Possible German origins: Wiesel and Griendel

There are many gaps and uncertainties in the magic lantern's recorded history. A separate early magic lantern tradition seems to have been developed in southern Germany and includes lanterns with horizontal cylindrical bodies, while Walgensten's lantern and probably Huygens's both had vertical bodies. This tradition dates at least to 1671, with the arrival of instrument maker Johann Franz Griendel in the city of Nürnberg, which Johann Zahn identified as one of the centers of magic lantern production in 1686. Griendel was indicated as the inventor of the magic lantern by Johann Christoph Kohlhans in a 1677 publication. It has been suggested that this tradition is older and that instrument maker Johann Wiesel from Augsburg may have been making magic lanterns earlier on and possibly inspired Griendel and even Huygens.

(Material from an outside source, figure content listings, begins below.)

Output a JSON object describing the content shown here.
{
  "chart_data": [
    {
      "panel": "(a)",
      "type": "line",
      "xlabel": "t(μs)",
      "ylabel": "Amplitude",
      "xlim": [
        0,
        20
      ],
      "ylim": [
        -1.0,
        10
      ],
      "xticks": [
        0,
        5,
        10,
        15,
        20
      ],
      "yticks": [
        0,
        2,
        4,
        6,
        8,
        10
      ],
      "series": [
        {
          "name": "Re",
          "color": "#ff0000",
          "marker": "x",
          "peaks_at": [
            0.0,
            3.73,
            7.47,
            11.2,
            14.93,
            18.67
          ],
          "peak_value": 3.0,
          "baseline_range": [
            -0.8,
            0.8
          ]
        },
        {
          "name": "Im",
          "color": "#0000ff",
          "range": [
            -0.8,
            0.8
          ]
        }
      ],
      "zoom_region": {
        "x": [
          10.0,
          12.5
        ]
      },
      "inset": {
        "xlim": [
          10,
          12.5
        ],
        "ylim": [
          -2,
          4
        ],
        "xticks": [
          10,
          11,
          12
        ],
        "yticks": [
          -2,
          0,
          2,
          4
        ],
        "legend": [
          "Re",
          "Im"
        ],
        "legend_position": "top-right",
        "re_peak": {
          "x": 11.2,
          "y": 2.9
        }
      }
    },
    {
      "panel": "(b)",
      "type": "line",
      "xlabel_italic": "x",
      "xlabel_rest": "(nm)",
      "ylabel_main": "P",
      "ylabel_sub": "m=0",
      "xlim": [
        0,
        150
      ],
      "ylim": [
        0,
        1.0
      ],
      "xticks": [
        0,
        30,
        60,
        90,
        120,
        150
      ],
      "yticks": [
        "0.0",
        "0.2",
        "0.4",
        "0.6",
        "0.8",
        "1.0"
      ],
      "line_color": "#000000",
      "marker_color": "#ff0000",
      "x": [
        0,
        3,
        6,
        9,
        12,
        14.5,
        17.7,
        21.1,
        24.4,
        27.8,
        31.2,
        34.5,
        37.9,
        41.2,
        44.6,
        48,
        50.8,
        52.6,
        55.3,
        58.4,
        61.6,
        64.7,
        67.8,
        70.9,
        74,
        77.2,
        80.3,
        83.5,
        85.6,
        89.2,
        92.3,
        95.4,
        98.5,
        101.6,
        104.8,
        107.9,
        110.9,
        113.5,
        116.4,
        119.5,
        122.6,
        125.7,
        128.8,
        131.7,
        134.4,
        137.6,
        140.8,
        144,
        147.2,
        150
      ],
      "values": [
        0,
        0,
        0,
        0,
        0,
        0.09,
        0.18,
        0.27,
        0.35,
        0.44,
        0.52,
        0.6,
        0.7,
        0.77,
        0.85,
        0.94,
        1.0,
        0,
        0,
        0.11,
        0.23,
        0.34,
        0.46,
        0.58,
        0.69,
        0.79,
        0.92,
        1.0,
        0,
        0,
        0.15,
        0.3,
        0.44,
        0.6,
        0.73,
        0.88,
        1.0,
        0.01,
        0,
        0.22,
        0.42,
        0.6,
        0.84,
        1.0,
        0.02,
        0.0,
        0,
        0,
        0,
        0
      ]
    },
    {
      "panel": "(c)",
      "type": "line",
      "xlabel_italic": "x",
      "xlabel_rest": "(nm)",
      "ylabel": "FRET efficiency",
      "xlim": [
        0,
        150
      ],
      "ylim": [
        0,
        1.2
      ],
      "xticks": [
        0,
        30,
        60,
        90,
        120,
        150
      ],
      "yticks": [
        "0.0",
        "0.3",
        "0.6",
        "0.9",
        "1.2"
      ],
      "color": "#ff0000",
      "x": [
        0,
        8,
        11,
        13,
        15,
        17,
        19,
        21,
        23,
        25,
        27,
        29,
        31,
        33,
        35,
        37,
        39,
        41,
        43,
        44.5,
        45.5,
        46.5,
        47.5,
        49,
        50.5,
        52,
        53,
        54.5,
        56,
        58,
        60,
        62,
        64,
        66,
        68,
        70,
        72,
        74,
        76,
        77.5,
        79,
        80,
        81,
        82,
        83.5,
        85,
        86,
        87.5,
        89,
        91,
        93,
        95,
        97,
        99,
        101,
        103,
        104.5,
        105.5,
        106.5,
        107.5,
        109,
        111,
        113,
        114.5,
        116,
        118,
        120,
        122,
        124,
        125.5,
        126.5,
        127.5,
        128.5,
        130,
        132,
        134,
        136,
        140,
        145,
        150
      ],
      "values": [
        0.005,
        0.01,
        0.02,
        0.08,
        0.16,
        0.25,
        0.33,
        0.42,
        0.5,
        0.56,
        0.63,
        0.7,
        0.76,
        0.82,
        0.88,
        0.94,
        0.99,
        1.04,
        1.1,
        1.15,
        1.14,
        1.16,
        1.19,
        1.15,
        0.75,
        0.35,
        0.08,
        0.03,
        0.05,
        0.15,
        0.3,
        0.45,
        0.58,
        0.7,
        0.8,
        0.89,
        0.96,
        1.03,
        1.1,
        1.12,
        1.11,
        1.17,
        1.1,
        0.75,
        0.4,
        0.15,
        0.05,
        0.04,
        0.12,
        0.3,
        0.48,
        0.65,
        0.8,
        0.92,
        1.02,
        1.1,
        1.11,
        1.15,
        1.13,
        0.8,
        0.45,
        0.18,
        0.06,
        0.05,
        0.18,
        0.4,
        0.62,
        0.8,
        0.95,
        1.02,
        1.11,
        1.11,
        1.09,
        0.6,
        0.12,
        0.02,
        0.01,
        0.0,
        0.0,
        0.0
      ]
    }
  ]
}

Huygens is known to have studied samples of Wiesel's lens-making and instruments since 1653. Wiesel did make a ship's lantern around 1640 that has much in common with the magic lantern design that Griendel would later apply: a horizontal cylindrical body with a rosette chimney on top, a concave mirror behind a fixture for a candle or lamp inside and a biconvex lens at the front. There is no evidence that Wiesel actually ever made a magic lantern, but in 1674, his successor offered a variety of magic lanterns from the same workshop. This successor is thought to have only continued producing Wiesel's designs after his death in 1662, without adding anything new.